Je vois que l’on voudrait que le Général Dyer et Sir Michael O’Dwyer fussent poursuivis. Je ne m’arrêterai pas à examiner si la chose est possible. J’ai regretté de voir que M. Shastri était de cet avis. Si les Anglais le faisaient d’eux-mêmes, je considérerais que ces poursuites attestent leur désapprobation de l’atrocité commise au Jallianwala Bagh. Mais je ne dépenserais certainement pas un liard en vaine tentative pour faire condamner ces hommes. Le public doit sûrement connaître assez l’esprit anglais. La presse anglaise presque tout entière conspire pour protéger ces coupables envers l’humanité. Je n’ai aucun désir d’aider à en faire des héros, en me joignant à ceux qui réclament leur mise en accusation. Une destitution qui s’impose d’une façon autrement péremptoire est celle de Mr Bosworth Smith, Deputy Commissioner, de Rai Shri Ram et de quelques autres dont le nom a été donné dans le rapport du Sous-Comité du Congrès. Quelque méprisable que soit le Général Dyer, je considère que Mr Smith l’est bien davantage et que les crimes qu’il a commis sont bien autrement sérieux que le massacre du Jallianwala Bagh. Le Général Dyer croyait de bonne foi qu’effrayer le peuple en tirant dessus était l’acte d’un soldat. Mais Mr Smith fut cruel, vulgaire et vil, gratuitement. Si tous les faits qu’on lui reproche sont exacts, il n’y a absolument rien d’humain en lui. Il n’a pas comme le Général Dyer le courage d’admettre ce qu’il a fait. Quand on lui demande des explications, il se dérobe. Ce fonctionnaire conserve le pouvoir d’infliger sa présence à des gens qui ne lui ont rien fait et de continuer à déshonorer l’autorité qu’il représente.

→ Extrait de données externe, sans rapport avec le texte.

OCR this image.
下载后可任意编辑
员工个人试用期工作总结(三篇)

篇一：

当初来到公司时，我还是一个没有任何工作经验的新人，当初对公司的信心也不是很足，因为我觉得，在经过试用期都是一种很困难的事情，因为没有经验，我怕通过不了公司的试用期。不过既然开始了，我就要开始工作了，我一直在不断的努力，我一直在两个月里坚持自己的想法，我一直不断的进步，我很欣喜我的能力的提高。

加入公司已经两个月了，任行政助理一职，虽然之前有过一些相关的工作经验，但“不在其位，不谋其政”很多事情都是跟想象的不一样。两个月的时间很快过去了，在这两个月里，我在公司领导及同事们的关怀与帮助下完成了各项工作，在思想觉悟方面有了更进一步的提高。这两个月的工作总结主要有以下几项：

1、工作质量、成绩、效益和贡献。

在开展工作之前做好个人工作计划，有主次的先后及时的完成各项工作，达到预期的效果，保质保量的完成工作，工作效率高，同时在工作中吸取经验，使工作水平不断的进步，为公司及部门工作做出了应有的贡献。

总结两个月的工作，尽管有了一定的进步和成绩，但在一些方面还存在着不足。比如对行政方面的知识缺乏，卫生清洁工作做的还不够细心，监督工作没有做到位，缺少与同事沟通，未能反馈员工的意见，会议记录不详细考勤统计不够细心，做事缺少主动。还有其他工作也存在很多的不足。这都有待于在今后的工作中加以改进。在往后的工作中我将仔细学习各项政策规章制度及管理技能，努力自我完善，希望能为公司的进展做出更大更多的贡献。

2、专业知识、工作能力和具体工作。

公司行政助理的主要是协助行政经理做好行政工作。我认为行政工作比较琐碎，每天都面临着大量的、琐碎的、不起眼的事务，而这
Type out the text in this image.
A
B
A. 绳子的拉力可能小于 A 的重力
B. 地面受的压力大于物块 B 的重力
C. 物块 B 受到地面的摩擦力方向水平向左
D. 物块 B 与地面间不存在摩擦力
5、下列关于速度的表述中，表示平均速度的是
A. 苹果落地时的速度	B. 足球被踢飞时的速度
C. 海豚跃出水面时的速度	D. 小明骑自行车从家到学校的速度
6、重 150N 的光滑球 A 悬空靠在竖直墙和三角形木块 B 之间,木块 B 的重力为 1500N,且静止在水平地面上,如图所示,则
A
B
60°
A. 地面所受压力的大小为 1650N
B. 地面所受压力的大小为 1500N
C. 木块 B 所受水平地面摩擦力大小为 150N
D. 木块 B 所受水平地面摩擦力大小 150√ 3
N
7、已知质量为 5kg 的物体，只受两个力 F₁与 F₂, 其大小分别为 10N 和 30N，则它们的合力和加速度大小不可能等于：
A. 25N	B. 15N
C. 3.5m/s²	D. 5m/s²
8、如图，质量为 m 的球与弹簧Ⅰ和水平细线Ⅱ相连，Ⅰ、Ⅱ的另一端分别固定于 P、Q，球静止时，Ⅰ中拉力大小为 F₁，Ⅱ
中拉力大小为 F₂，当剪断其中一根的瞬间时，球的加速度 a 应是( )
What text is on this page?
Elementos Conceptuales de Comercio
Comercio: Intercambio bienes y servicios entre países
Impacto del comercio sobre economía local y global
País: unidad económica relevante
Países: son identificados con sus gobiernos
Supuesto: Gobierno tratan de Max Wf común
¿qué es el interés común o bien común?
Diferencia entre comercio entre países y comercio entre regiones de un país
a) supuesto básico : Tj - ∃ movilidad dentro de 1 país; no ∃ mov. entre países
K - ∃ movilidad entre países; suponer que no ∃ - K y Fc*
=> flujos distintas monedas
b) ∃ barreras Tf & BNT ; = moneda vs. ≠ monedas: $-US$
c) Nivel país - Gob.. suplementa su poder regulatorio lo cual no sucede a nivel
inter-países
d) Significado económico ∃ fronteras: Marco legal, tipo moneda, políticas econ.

Que fait le Pendjab pour remédier à ces choses? N’est-ce point le devoir très net de tout habitant du Pendjab de ne pas avoir de cesse tant que Mr Smith et ses pareils ne seront pas destitués. Les chefs du Pendjab auront recouvré leur liberté en vain s’ils ne l’emploient pas à purger l’administration de Mr Bosworth Smith et Compagnie. Je suis persuadé que s’ils veulent entreprendre une action résolue, ils seront soutenus par l’Inde entière. Je me permets de leur suggérer que la meilleure façon de se rendre capables d’envoyer le Général Dyer à la potence, c’est de remplir le devoir plus pressant et plus facile de mettre fin au mal que continuent à faire ces fonctionnaires, contre lesquels ils ont réuni des témoignages écrasants.
23 mars 1920.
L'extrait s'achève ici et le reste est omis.